数据科学代写|DS代写

DS202 Data Science


🗄️ The Data

For this assignment, we will use data from Reddit, a social media platform that resembles a vast forum. Reddit contains various communities, called subreddits, where users engage in discussions and share content, often anonymously . Reddit uses upvotes and downvotes to rank content. This mechanism shapes the visibility of posts and comments, making it a crucial part of the platform’s culture.

Selected Rankings

In this task, we will focus on data from two Reddit rankings:

  • The top ranking features the most upvoted posts.
  • The controversial ranking highlights posts with a combination of upvotes and downvotes.

The data provided contains the top 1000 posts from the top ranking and the top 1000 from the controversial ranking, both comprising the period over the past year (mid-March 2023 to mid-March 2024).

Data Overview

Below is a brief description of the data you will be working with. The data is separated into two files: one containing the posts and another containing the comments.

Note: We do not recommend storing the data in your GitHub repository, as it may be too large for version control. Consider using a .gitignore file to exclude the data from your repository.

Reddit Posts

A CSV file includes the top 1000 posts from the top ranking and the top 1000 from the controversial ranking over the past year (mid-March 2023 to mid-March 2024).
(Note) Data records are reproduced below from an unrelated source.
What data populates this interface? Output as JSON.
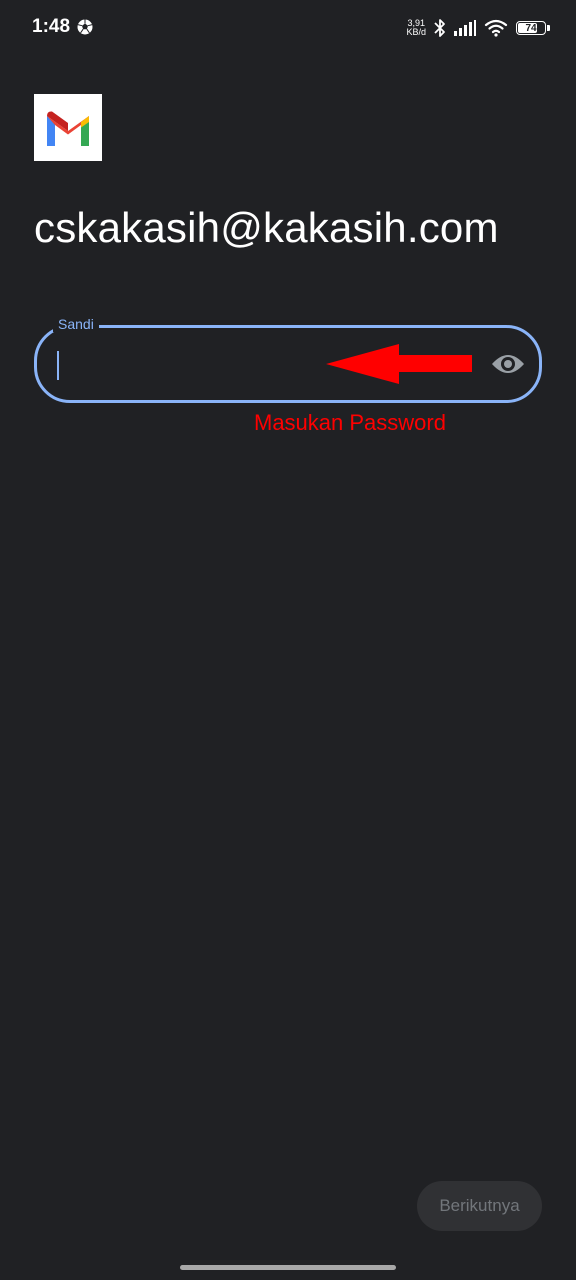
{
  "status_bar": {
    "time": "1:48",
    "net_speed_value": "3,91",
    "net_speed_unit": "KB/d",
    "battery_level": "74",
    "icons": [
      "football-icon",
      "bluetooth-icon",
      "signal-icon",
      "wifi-icon",
      "battery-icon"
    ]
  },
  "account": {
    "logo": "gmail-logo",
    "email": "cskakasih@kakasih.com"
  },
  "password_field": {
    "label": "Sandi",
    "value": "",
    "toggle_icon": "eye-icon"
  },
  "annotation": {
    "arrow_color": "#ff0000",
    "hint": "Masukan Password"
  },
  "footer": {
    "next_label": "Berikutnya"
  },
  "colors": {
    "background": "#202124",
    "accent": "#8ab4f8",
    "annotation": "#ff0000",
    "button_bg": "#303134",
    "button_text": "#72767b"
  }
}
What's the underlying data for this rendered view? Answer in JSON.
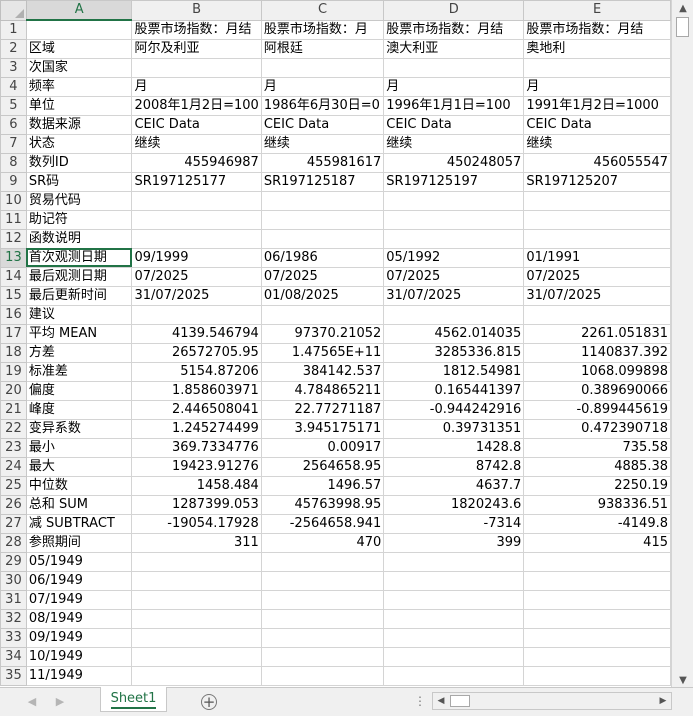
{
  "columns": [
    "A",
    "B",
    "C",
    "D",
    "E"
  ],
  "selected_column": "A",
  "selected_row": 13,
  "rows": [
    {
      "n": "1",
      "a": "",
      "b": "股票市场指数：月结",
      "c": "股票市场指数：月",
      "d": "股票市场指数：月结",
      "e": "股票市场指数：月结"
    },
    {
      "n": "2",
      "a": "区域",
      "b": "阿尔及利亚",
      "c": "阿根廷",
      "d": "澳大利亚",
      "e": "奥地利"
    },
    {
      "n": "3",
      "a": "次国家",
      "b": "",
      "c": "",
      "d": "",
      "e": ""
    },
    {
      "n": "4",
      "a": "频率",
      "b": "月",
      "c": "月",
      "d": "月",
      "e": "月"
    },
    {
      "n": "5",
      "a": "单位",
      "b": "2008年1月2日=100",
      "c": "1986年6月30日=0",
      "d": "1996年1月1日=100",
      "e": "1991年1月2日=1000"
    },
    {
      "n": "6",
      "a": "数据来源",
      "b": "CEIC Data",
      "c": "CEIC Data",
      "d": "CEIC Data",
      "e": "CEIC Data"
    },
    {
      "n": "7",
      "a": "状态",
      "b": "继续",
      "c": "继续",
      "d": "继续",
      "e": "继续"
    },
    {
      "n": "8",
      "a": "数列ID",
      "b": "455946987",
      "c": "455981617",
      "d": "450248057",
      "e": "456055547",
      "num": true
    },
    {
      "n": "9",
      "a": "SR码",
      "b": "SR197125177",
      "c": "SR197125187",
      "d": "SR197125197",
      "e": "SR197125207"
    },
    {
      "n": "10",
      "a": "贸易代码",
      "b": "",
      "c": "",
      "d": "",
      "e": ""
    },
    {
      "n": "11",
      "a": "助记符",
      "b": "",
      "c": "",
      "d": "",
      "e": ""
    },
    {
      "n": "12",
      "a": "函数说明",
      "b": "",
      "c": "",
      "d": "",
      "e": ""
    },
    {
      "n": "13",
      "a": "首次观测日期",
      "b": "09/1999",
      "c": "06/1986",
      "d": "05/1992",
      "e": "01/1991"
    },
    {
      "n": "14",
      "a": "最后观测日期",
      "b": "07/2025",
      "c": "07/2025",
      "d": "07/2025",
      "e": "07/2025"
    },
    {
      "n": "15",
      "a": "最后更新时间",
      "b": "31/07/2025",
      "c": "01/08/2025",
      "d": "31/07/2025",
      "e": "31/07/2025"
    },
    {
      "n": "16",
      "a": "建议",
      "b": "",
      "c": "",
      "d": "",
      "e": ""
    },
    {
      "n": "17",
      "a": "平均 MEAN",
      "b": "4139.546794",
      "c": "97370.21052",
      "d": "4562.014035",
      "e": "2261.051831",
      "num": true
    },
    {
      "n": "18",
      "a": "方差",
      "b": "26572705.95",
      "c": "1.47565E+11",
      "d": "3285336.815",
      "e": "1140837.392",
      "num": true
    },
    {
      "n": "19",
      "a": "标准差",
      "b": "5154.87206",
      "c": "384142.537",
      "d": "1812.54981",
      "e": "1068.099898",
      "num": true
    },
    {
      "n": "20",
      "a": "偏度",
      "b": "1.858603971",
      "c": "4.784865211",
      "d": "0.165441397",
      "e": "0.389690066",
      "num": true
    },
    {
      "n": "21",
      "a": "峰度",
      "b": "2.446508041",
      "c": "22.77271187",
      "d": "-0.944242916",
      "e": "-0.899445619",
      "num": true
    },
    {
      "n": "22",
      "a": "变异系数",
      "b": "1.245274499",
      "c": "3.945175171",
      "d": "0.39731351",
      "e": "0.472390718",
      "num": true
    },
    {
      "n": "23",
      "a": "最小",
      "b": "369.7334776",
      "c": "0.00917",
      "d": "1428.8",
      "e": "735.58",
      "num": true
    },
    {
      "n": "24",
      "a": "最大",
      "b": "19423.91276",
      "c": "2564658.95",
      "d": "8742.8",
      "e": "4885.38",
      "num": true
    },
    {
      "n": "25",
      "a": "中位数",
      "b": "1458.484",
      "c": "1496.57",
      "d": "4637.7",
      "e": "2250.19",
      "num": true
    },
    {
      "n": "26",
      "a": "总和 SUM",
      "b": "1287399.053",
      "c": "45763998.95",
      "d": "1820243.6",
      "e": "938336.51",
      "num": true
    },
    {
      "n": "27",
      "a": "减 SUBTRACT",
      "b": "-19054.17928",
      "c": "-2564658.941",
      "d": "-7314",
      "e": "-4149.8",
      "num": true
    },
    {
      "n": "28",
      "a": "参照期间",
      "b": "311",
      "c": "470",
      "d": "399",
      "e": "415",
      "num": true
    },
    {
      "n": "29",
      "a": "05/1949",
      "b": "",
      "c": "",
      "d": "",
      "e": ""
    },
    {
      "n": "30",
      "a": "06/1949",
      "b": "",
      "c": "",
      "d": "",
      "e": ""
    },
    {
      "n": "31",
      "a": "07/1949",
      "b": "",
      "c": "",
      "d": "",
      "e": ""
    },
    {
      "n": "32",
      "a": "08/1949",
      "b": "",
      "c": "",
      "d": "",
      "e": ""
    },
    {
      "n": "33",
      "a": "09/1949",
      "b": "",
      "c": "",
      "d": "",
      "e": ""
    },
    {
      "n": "34",
      "a": "10/1949",
      "b": "",
      "c": "",
      "d": "",
      "e": ""
    },
    {
      "n": "35",
      "a": "11/1949",
      "b": "",
      "c": "",
      "d": "",
      "e": ""
    }
  ],
  "sheet_tab": "Sheet1",
  "icons": {
    "add_sheet": "+",
    "scroll_up": "▲",
    "scroll_down": "▼",
    "scroll_left": "◀",
    "scroll_right": "▶",
    "tab_prev": "◀",
    "tab_next": "▶",
    "more": "⋮"
  },
  "colors": {
    "accent": "#217346",
    "header_bg": "#f0f0f0",
    "grid": "#d4d4d4"
  }
}
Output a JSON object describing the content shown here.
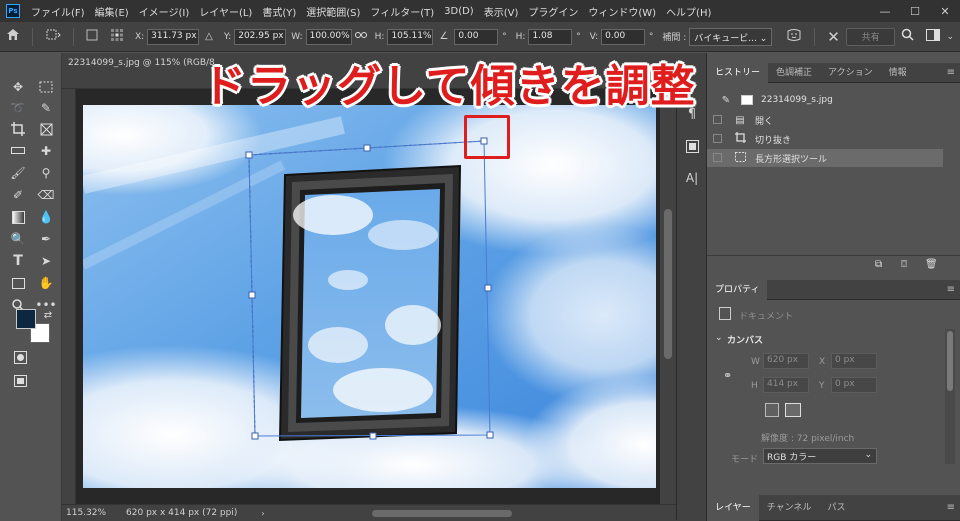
{
  "app": {
    "logo": "Ps"
  },
  "menu": [
    "ファイル(F)",
    "編集(E)",
    "イメージ(I)",
    "レイヤー(L)",
    "書式(Y)",
    "選択範囲(S)",
    "フィルター(T)",
    "3D(D)",
    "表示(V)",
    "プラグイン",
    "ウィンドウ(W)",
    "ヘルプ(H)"
  ],
  "window_controls": {
    "minimize": "—",
    "maximize": "☐",
    "close": "✕"
  },
  "options": {
    "x_label": "X:",
    "x_value": "311.73 px",
    "y_label": "Y:",
    "y_value": "202.95 px",
    "w_label": "W:",
    "w_value": "100.00%",
    "h_label": "H:",
    "h_value": "105.11%",
    "angle_value": "0.00",
    "angle_unit": "°",
    "hskew_label": "H:",
    "hskew_value": "1.08",
    "hskew_unit": "°",
    "vskew_label": "V:",
    "vskew_value": "0.00",
    "vskew_unit": "°",
    "interp_label": "補間 :",
    "interp_value": "バイキュービ...",
    "share": "共有"
  },
  "document": {
    "tab_title": "22314099_s.jpg @ 115% (RGB/8",
    "zoom": "115.32%",
    "size_info": "620 px x 414 px (72 ppi)"
  },
  "annotation": {
    "text": "ドラッグして傾きを調整"
  },
  "history_panel": {
    "tabs": [
      "ヒストリー",
      "色調補正",
      "アクション",
      "情報"
    ],
    "snapshot": "22314099_s.jpg",
    "items": [
      {
        "label": "開く",
        "icon": "document-icon"
      },
      {
        "label": "切り抜き",
        "icon": "crop-icon"
      },
      {
        "label": "長方形選択ツール",
        "icon": "marquee-icon"
      }
    ]
  },
  "properties_panel": {
    "tab": "プロパティ",
    "doc_label": "ドキュメント",
    "section": "カンバス",
    "w_label": "W",
    "w_value": "620 px",
    "x_label": "X",
    "x_value": "0 px",
    "h_label": "H",
    "h_value": "414 px",
    "y_label": "Y",
    "y_value": "0 px",
    "resolution": "解像度 : 72 pixel/inch",
    "mode_label": "モード",
    "mode_value": "RGB カラー"
  },
  "layers_panel": {
    "tabs": [
      "レイヤー",
      "チャンネル",
      "パス"
    ]
  },
  "colors": {
    "accent": "#31a8ff",
    "annotation": "#e01d1d",
    "foreground": "#0d2740",
    "background": "#ffffff"
  }
}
The file contains columns such as:

  • ranking_type: The ranking the post comes from (top or controversial).
  • post_id: The unique identifier of the post.
  • title: The title of the post.
  • permalink: The URL of the post.
  • post_hint: The type of content the post contains (e.g., imagelinkself).
  • url: The URL of the content the post contains.
  • created_utc: The post’s creation time (in Unix time).
  • selftext: The text of the post (if any)
  • ups: The number of upvotes the post received.
  • upvote_ratio: The ratio of upvotes to downvotes the post received.
  • score: The post’s score (upvotes minus downvotes).
  • subreddit: The subreddit from which the post comes.
  • subreddit_subscribers: The number of subscribers to the subreddit from which the post comes.
  • over_18: Whether the post is marked as NSFW (Not Safe For Work).
  • num_comments: The number of comments the post received.
  • is_original_content: Whether the post is original content.
  • author: The username of the author of the post.
  • edited: Whether the post was edited after being created.

Reddit Comments

A CSV file containing the top-level comments (if any) found on the posts in the file above. The columns in this file are:

  • post_id: The unique identifier of the post.
  • id: The unique identifier of the comment.
  • permalink: The URL of the comment.
  • author: The username of the author of the comment.
  • created_utc: When the comment was created (in Unix time).
  • body: The text of the comment.
  • edited: Whether the comment was edited after being created.
  • gilded: Whether the comment was gilded (i.e., received a reward from another user).
  • ups: The number of upvotes the comment received.
  • num_reports: The number of times other users reported the comment to the moderators.

📋 Your Tasks

What do we need from you?

Context

While we provide data, we will not specify the insights we seek in some questions. Instead, we will task you with proposing your approach to the data. This mirrors real-world scenarios in data science and academic research, where you are often given a dataset and asked to derive insights or address a problem.

💡 Remember: if you decide to write R code, please ensure your code confirms, reinforces, or complements your answers and that it aligns with the style of code we practiced throughout the course. Adding code just for the sake of it will not help you get a higher grade.

Part 1: Supervised Learning (30 marks)

Suppose we want to create a model that, given a post, can predict whether it belongs to the top or controversial ranking based on its content and the comments it received, irrespective of when it was posted.

  • How would you create the dataset for this task?
  • Which technique(s) from the course would you use to address this research question?
  • And how would you interpret the results?

Part 2: Similarity (30 marks)

Suppose we want to calculate the similarity between the posts we have in our dataset based on the combination of the content of the posts and the comments they received.

How would you approach this task?

Part 3: Unsupervised Learning (40 marks)

Now, propose one compelling research question that a social scientist could investigate with this dataset using the unsupervised learning methods covered in this course and how you would answer them.